Statistics Korea said that in August this year, the number of people aged 65 or older accounted for 14.02 percent of the total population, which stands at nearly 52 million. The government had expected Korea, which became an aging society -- whose elderly population exceeds 7 percent of the total population -- 17 years ago, to reach 14 percent next year.
As a consequence of the faster-than-expected aging, the number of people aged 65 or older exceeded the number of those aged 14 or younger for the first time in September.
Officials say Korea will be a super-aged society -- whose elderly population rate is 20 percent or higher -- in 2026, but a considerable number of areas already exceed the level.
The phenomenon is more evident in rural areas. For instance, South Jeolla Province, with an elderly population rate of 21.4 percent, is the oldest among major provinces. Over 20 percent of the 93 administrative districts of shi, gun, gu -- mostly in farming and fisheries areas -- have already become super-aged societies.
In some rural areas, the percentage is heading toward 40 percent, with Goheung in South Jeolla Province registering 38.1 percent and Uiseong in North Gyeongsang Province 37.7 percent.
The gravity of the situation is supported by other indexes. Statistics Korea’s aging index for farming areas is about three times higher than the national average. The average age of farm owners was 66.3 in 2016.
As we see, the result is prevalent of poverty -- Korea has one of the highest elderly poverty rates in the world -- as well as illness and loneliness among elderly people living in rural areas. This requires prompt government attention to policy programs to expand the social safety net and revitalize the economy in rural areas.
Overall, Korea needs a comprehensive set of approaches and programs to cope with the fast-aging society, including fiscal, welfare, healthcare and labor policies. But, as Korea became an aged society one year earlier than expected, government efforts have made little progress in coping with an aged society.
Jobs policy is one good example. Politicians and officials still tend to overlook the aging factor when they discuss employment and reform of the labor market.

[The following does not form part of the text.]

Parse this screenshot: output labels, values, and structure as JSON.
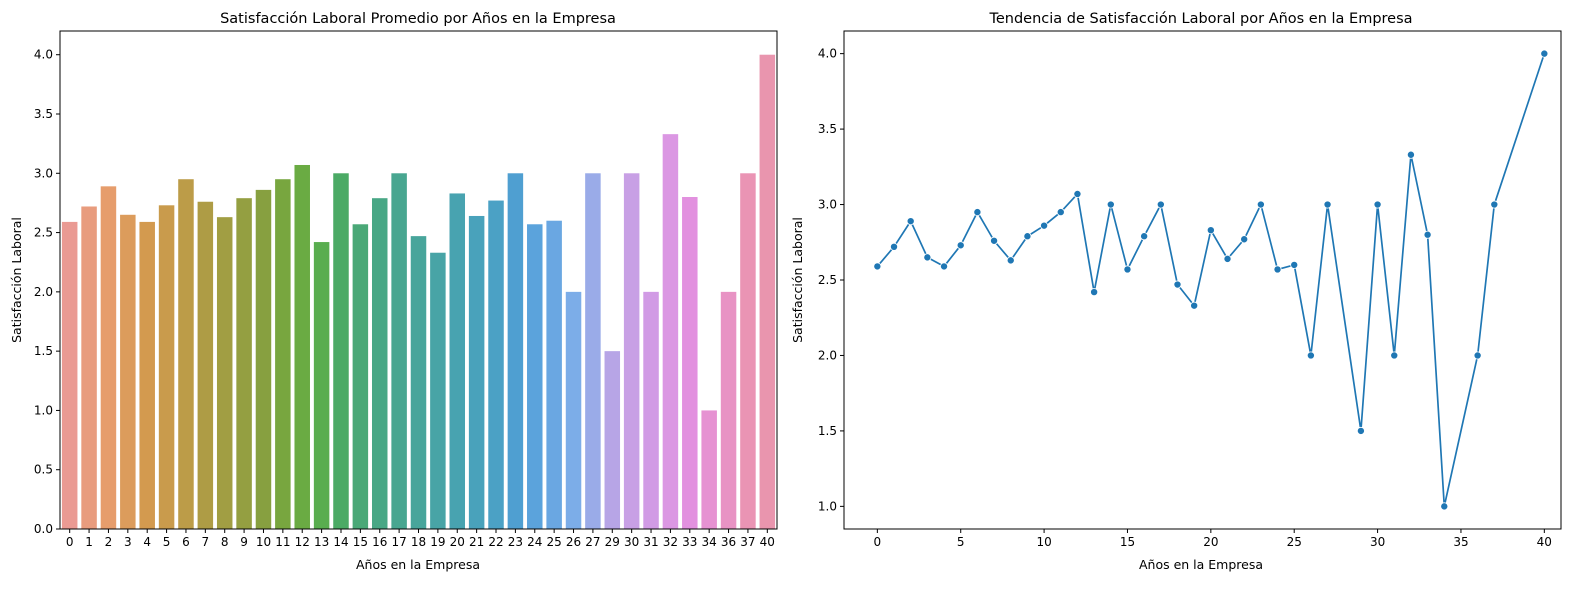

They are too focused on young people.
It is the same with the Moon Jae-in administration, which has been engrossed in issues like addressing the problems of contingent workers, increasing public sector jobs for young people, providing a stipend for young job seekers and reducing legal working hours.
It is not wrong for the government to strive to address polarization of the labor market and tackle the serious youth unemployment problem, but Korea certainly lacks comprehensive and effective programs to provide jobs for the elderly.
Despite the scientific advancement mankind has achieved so far, it is still difficult to predict earthquakes. In contrast, the age-quake is predictable, which commands the government to take measures to prevent otherwise seismic damage to the society.